18. The system of claim 17, which further comprises:

said server receiving a payment authorization from the customer's potable wireless insitu device and providing to the customer the goods.

19. A computer program product for providing to customers and merchants a quick and automatic way to carry out an offer, acceptance, and delivery sequence for goods, comprising:

a computer readable medium;

program code in said computer readable medium for receiving data from a customer's insitu device concerning data concerning preferences of the customer for goods available from the merchant; and

program code in said computer readable medium for checking inventory for goods as characterized by said data and computing a price for the goods.

20. The computer program product of claim 19, which further comprises:

program code in said computer readable medium for receiving a payment authorization from the customer's insitu device and providing to the customer the goods.

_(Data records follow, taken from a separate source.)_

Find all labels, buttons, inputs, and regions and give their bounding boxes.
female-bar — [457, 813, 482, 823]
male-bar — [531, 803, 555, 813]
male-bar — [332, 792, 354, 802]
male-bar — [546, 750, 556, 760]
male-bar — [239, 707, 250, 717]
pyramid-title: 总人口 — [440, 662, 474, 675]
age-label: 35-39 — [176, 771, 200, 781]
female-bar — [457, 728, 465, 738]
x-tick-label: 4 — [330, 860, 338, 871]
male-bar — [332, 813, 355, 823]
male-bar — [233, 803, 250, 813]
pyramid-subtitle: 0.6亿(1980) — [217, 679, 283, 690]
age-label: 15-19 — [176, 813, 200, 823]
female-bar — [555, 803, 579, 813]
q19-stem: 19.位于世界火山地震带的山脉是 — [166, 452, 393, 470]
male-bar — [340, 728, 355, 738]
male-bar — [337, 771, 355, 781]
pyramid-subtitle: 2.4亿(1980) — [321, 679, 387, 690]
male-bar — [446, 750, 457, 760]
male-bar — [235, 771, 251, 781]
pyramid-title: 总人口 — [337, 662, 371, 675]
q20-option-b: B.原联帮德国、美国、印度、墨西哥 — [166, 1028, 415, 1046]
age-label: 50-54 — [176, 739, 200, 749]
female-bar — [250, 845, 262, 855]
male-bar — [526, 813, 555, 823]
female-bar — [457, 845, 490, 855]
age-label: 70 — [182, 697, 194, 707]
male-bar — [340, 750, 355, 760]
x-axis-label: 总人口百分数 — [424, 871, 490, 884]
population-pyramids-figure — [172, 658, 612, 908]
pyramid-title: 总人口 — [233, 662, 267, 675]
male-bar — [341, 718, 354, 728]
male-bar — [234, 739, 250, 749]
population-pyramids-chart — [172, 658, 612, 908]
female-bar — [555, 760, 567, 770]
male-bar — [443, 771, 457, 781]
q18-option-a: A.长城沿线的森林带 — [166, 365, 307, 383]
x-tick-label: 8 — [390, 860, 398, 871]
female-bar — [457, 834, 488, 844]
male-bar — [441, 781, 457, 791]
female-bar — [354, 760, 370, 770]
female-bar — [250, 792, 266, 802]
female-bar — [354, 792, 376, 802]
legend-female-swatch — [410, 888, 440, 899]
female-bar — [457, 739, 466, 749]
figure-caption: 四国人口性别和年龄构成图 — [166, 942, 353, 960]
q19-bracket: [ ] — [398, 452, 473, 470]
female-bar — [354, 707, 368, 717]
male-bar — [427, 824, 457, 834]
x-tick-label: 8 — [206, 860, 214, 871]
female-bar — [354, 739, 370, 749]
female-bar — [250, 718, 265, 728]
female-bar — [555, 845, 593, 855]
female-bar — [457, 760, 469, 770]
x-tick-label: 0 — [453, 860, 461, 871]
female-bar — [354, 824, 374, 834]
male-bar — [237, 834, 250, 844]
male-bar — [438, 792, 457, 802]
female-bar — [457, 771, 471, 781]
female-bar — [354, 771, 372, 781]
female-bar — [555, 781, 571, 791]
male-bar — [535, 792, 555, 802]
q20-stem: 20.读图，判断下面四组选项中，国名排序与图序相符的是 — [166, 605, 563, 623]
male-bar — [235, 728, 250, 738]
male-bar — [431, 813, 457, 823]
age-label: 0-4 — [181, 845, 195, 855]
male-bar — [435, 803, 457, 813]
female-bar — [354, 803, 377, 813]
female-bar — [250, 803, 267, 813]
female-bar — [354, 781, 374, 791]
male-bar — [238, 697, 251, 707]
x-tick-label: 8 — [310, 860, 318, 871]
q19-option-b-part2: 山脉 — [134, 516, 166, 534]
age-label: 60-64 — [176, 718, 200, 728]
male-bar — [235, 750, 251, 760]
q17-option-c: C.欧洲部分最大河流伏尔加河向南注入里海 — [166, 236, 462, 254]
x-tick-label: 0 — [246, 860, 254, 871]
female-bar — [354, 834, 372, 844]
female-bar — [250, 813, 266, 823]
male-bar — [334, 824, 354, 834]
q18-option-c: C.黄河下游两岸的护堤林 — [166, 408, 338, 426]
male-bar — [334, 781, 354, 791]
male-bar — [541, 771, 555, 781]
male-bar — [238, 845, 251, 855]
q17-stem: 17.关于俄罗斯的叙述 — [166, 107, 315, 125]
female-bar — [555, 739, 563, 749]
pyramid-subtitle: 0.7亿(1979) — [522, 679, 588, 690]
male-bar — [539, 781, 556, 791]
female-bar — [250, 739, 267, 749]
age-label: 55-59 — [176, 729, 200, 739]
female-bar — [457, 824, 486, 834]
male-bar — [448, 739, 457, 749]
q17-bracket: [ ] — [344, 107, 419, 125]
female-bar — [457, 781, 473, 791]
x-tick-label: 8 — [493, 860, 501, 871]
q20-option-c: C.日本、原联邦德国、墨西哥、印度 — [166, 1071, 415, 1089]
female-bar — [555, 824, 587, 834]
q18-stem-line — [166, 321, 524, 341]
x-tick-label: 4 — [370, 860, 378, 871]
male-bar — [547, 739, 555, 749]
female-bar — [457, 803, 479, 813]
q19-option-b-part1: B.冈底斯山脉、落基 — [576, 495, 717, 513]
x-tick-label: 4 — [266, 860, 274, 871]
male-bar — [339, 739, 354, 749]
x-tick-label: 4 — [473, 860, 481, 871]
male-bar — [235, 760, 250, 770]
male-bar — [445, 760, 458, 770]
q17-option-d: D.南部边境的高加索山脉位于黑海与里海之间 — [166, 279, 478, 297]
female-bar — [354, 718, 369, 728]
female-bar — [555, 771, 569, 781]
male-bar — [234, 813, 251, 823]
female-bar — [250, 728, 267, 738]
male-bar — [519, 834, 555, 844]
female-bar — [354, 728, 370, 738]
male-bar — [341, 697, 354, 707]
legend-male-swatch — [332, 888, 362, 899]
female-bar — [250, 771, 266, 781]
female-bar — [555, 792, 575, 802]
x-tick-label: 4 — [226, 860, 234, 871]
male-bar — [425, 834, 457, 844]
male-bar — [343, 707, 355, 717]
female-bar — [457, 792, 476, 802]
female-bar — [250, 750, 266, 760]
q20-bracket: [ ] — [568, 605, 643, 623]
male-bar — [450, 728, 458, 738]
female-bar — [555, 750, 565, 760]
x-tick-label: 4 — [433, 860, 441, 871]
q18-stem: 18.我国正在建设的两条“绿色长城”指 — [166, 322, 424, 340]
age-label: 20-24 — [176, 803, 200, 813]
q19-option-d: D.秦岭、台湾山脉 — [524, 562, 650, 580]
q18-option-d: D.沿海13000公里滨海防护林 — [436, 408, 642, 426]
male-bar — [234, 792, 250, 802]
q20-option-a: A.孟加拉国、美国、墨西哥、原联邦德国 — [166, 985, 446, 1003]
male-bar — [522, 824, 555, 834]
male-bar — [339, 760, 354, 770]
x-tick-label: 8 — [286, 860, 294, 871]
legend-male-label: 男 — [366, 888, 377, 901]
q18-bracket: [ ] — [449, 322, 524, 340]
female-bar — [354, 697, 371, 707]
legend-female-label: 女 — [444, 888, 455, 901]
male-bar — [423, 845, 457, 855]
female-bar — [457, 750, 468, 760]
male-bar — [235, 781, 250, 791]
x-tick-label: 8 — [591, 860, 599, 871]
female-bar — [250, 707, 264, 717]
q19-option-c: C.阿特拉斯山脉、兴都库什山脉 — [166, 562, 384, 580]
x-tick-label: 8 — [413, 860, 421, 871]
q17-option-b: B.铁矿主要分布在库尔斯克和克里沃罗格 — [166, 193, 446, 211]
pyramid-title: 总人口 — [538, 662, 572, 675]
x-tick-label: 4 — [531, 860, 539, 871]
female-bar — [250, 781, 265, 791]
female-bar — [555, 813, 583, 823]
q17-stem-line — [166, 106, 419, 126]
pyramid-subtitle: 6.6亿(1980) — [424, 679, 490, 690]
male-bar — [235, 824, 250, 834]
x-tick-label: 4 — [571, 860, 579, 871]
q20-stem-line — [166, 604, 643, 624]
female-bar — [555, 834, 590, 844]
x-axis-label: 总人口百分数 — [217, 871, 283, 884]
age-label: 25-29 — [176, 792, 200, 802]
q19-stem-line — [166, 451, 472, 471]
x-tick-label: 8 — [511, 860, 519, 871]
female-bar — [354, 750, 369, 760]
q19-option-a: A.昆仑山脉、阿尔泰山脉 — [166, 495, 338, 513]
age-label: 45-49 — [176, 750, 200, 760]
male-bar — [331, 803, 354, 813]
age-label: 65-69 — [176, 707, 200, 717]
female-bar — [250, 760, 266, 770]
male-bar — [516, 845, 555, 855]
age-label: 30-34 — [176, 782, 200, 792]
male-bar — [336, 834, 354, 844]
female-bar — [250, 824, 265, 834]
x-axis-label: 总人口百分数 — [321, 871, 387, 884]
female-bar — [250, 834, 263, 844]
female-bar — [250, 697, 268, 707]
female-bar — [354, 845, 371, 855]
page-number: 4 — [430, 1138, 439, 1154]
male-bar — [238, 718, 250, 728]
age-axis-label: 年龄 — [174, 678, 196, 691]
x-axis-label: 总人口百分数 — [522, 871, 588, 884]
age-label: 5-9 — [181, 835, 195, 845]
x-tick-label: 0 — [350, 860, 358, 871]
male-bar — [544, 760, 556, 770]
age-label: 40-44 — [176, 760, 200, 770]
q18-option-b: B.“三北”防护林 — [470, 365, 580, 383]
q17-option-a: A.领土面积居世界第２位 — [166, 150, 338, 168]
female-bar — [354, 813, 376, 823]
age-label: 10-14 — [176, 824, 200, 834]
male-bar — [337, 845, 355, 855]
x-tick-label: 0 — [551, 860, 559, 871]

21. A business method for providing to customers and merchants a quick and automatic way to carry out an offer, acceptance, and delivery sequence for goods, comprising:

receiving data from an insitu communication device associated with a customer, said data concerning preferences of the customer for goods available from the merchant; and

checking inventory for goods as characterized by said data and computing a price for the goods.

22. The business method of claim 21, which further comprises:

receiving a payment authorization from the customer's insitu communication device and providing to the customer the goods.